オランダ発のウェアラブル企業「TomTom」が日本参入する狙い--活動量計やアクションカメラ - (page 2)

ウェアラブルデバイスが求められる文化を生み出す

--日本での事業戦略について教えてください。今後はどのようにブランディングしていくのでしょう。

 私たちは、日本ですでに自動車向け事業でビジネスを展開しているので、その経験を生かして流通網の構築や強力な販売パートナーとの協業を進めていきたいと考えています。市場シェアで首位になることは簡単ではありませんが、まずはビジネスの基盤を作り“強いナンバー2”を目指すことができればと思います。日本市場の状況、日本の顧客ニーズを理解し見極めながら、その動きに合わせたビジネス展開を考えていきたいです。

 また、ブランドの構築については、大々的な広告を展開することが適切とは言えないと思っています。たとえばスポーツウォッチのブランディングでは、イベントや競技大会の協賛などを通じてランニング愛好家の活動を支援したり、ランナーのコミュニティに関わったりすることで、ブランドエンゲージメントを構築していきたいと思います。

 欧米では、すでにこうした考えのもとマーケティングを進めていて、日本でも2月の東京マラソンに併せて開催される「東京マラソンEXPO」に出展する予定です。まずはスポーツウォッチに対する高いニーズを持った人たちにアプローチすることで、エンゲージメントを生み出していきたいです。


日本での事業戦略を語るコリーン氏

――日本では、ウェアラブルデバイスはまだまだアーリーステージだといえます。使いこなしている人もいますが、知らない人も多い。今後、市場全体が活性化するためには、何が必要でしょう。

 実はそれは欧州も同じです。必要なのは、ウェアラブルデバイスを活用するという文化を作ることではないでしょうか。ウェアラブル先進国の米国では、アクティビティトラッカーはライフスタイルのあらゆるシーンで活用されていますが、欧州はまだ遅れています。これは価値観の違いと言えるかもしれませんが、欧州では消費者は自分のニーズを満たしてくれる製品を購入します。ウェアラブルデバイスはまず、この具体的なニーズを生み出さなければなりません。それには時間がかかると思います。

 ウェアラブルデバイスを活用して良いデータを取得できれば、ランニングの質は改善されるでしょう。効率よく身体を鍛えることで、より健康的な生活を送ることができます。世の中にこうしたニーズが高まっていけば、データはそのニーズを満たす価値を提供できるのです。そのためにも、私たちのようなメーカーは、データを意義のある形で提供できなくてはいけません。生み出されるデータがユーザーに何をもたらすのかということを考え、価値を生み出していくことが大切だと考えています。

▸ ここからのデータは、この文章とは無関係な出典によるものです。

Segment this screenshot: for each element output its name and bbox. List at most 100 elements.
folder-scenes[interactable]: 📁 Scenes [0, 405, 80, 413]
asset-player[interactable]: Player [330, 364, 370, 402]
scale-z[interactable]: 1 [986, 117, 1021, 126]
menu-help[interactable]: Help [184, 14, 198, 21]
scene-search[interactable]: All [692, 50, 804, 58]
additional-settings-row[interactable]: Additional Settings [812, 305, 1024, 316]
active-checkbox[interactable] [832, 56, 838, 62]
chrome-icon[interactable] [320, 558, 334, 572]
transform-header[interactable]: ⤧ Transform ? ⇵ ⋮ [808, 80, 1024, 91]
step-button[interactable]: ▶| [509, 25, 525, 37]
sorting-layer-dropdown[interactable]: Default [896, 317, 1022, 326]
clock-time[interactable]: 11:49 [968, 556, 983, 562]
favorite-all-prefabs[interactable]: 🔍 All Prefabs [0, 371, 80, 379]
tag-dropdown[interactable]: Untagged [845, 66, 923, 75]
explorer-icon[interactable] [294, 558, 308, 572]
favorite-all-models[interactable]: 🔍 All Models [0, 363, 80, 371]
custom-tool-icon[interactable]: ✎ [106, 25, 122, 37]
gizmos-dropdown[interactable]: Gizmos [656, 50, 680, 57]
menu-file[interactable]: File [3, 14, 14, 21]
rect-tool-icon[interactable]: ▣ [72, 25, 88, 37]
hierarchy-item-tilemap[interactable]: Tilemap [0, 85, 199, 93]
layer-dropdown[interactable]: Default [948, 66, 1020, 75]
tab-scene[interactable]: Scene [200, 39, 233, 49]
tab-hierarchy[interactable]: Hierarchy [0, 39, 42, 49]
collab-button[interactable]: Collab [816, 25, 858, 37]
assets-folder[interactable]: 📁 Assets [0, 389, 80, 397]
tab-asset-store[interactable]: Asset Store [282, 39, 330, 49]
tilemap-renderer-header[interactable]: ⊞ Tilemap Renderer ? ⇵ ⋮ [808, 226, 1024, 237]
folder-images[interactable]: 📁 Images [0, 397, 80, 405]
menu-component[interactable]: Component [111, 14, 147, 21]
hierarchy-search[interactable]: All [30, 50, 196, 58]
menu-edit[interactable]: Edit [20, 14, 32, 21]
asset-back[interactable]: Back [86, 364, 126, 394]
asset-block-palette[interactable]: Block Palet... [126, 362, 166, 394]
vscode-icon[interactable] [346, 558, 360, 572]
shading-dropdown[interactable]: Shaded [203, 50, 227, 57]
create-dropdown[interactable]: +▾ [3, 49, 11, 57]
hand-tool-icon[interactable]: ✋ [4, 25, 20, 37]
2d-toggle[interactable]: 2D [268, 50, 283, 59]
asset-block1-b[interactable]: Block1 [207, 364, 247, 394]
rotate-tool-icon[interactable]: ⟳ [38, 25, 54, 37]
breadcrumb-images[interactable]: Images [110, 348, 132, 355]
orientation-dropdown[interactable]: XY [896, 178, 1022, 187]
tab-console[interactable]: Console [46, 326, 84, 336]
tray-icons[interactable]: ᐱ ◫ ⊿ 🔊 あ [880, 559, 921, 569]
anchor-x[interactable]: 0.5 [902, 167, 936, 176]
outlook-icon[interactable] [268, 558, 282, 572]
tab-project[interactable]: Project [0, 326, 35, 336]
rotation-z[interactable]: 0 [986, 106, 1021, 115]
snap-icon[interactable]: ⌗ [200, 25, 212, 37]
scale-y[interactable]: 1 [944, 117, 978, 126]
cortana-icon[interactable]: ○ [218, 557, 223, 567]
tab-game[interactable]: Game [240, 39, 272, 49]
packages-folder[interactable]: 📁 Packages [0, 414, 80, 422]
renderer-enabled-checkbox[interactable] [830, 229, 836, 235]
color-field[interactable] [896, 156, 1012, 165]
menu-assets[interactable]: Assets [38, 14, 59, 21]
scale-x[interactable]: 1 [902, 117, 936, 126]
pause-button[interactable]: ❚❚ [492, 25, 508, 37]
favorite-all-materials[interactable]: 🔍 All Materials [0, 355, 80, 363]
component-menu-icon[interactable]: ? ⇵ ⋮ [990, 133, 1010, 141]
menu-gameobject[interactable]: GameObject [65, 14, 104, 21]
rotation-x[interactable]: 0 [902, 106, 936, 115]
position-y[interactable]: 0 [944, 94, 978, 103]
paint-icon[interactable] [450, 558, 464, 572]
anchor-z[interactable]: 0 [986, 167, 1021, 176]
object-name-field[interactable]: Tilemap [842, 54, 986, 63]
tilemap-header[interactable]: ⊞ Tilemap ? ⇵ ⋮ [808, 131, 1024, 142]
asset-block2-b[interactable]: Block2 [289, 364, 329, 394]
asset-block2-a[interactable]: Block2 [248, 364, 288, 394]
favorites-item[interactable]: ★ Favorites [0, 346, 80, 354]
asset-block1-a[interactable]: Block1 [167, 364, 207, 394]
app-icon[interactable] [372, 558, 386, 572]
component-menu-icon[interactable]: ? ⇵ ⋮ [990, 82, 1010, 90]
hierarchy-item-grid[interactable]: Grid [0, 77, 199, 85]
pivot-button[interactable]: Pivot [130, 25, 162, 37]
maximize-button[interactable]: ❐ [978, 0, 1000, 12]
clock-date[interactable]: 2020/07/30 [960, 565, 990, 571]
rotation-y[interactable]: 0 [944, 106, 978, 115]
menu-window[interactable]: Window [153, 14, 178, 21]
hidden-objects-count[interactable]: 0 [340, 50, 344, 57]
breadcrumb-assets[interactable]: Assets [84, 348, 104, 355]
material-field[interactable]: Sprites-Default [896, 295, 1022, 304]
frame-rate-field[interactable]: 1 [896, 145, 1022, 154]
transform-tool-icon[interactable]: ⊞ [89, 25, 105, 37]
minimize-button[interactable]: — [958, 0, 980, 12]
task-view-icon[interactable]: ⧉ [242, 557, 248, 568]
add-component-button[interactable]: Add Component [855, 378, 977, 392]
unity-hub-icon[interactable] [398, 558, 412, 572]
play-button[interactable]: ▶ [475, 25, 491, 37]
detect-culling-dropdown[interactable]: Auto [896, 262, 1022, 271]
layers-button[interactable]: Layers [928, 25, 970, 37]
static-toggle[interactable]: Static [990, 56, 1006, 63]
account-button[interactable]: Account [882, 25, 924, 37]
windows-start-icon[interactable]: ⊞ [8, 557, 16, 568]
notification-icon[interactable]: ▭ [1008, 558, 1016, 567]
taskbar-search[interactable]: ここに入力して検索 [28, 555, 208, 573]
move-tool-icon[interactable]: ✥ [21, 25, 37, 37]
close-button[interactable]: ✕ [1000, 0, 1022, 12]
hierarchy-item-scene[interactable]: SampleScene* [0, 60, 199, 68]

――ウェアラブルという存在そのものを訴求するのではなく、まずはウェアラブルが求められる前提となる、“健康になりたい”、“フィットネスをもっと楽しみたい”というユーザーの欲求を生み出していくことが重要ですね。

 ニーズがある状態で製品を使えば、ウェアラブルの価値は実感できると思うのです。あとはその価値が口コミで共有されていけば、ウェアラブルに対するニーズも拡大していくでしょう。だからこそ、製品の広告を大々的に打ち出しても、あまり意義のあることだとは言えないのです。

 世界各国のメーカーは、今後もウェアラブル製品をどんどん進化させていくでしょう。市場ではスマートウォッチやアクティビティトラッカーの分野で各社が凌ぎを削っていますが、私たちはあくまでもスポーツウォッチの分野で勝負していきたい。多機能ではなく、必要としている顧客の具体的なニーズを理解しながら、ひとつの価値に卓越した製品を生み出していきたいと思います。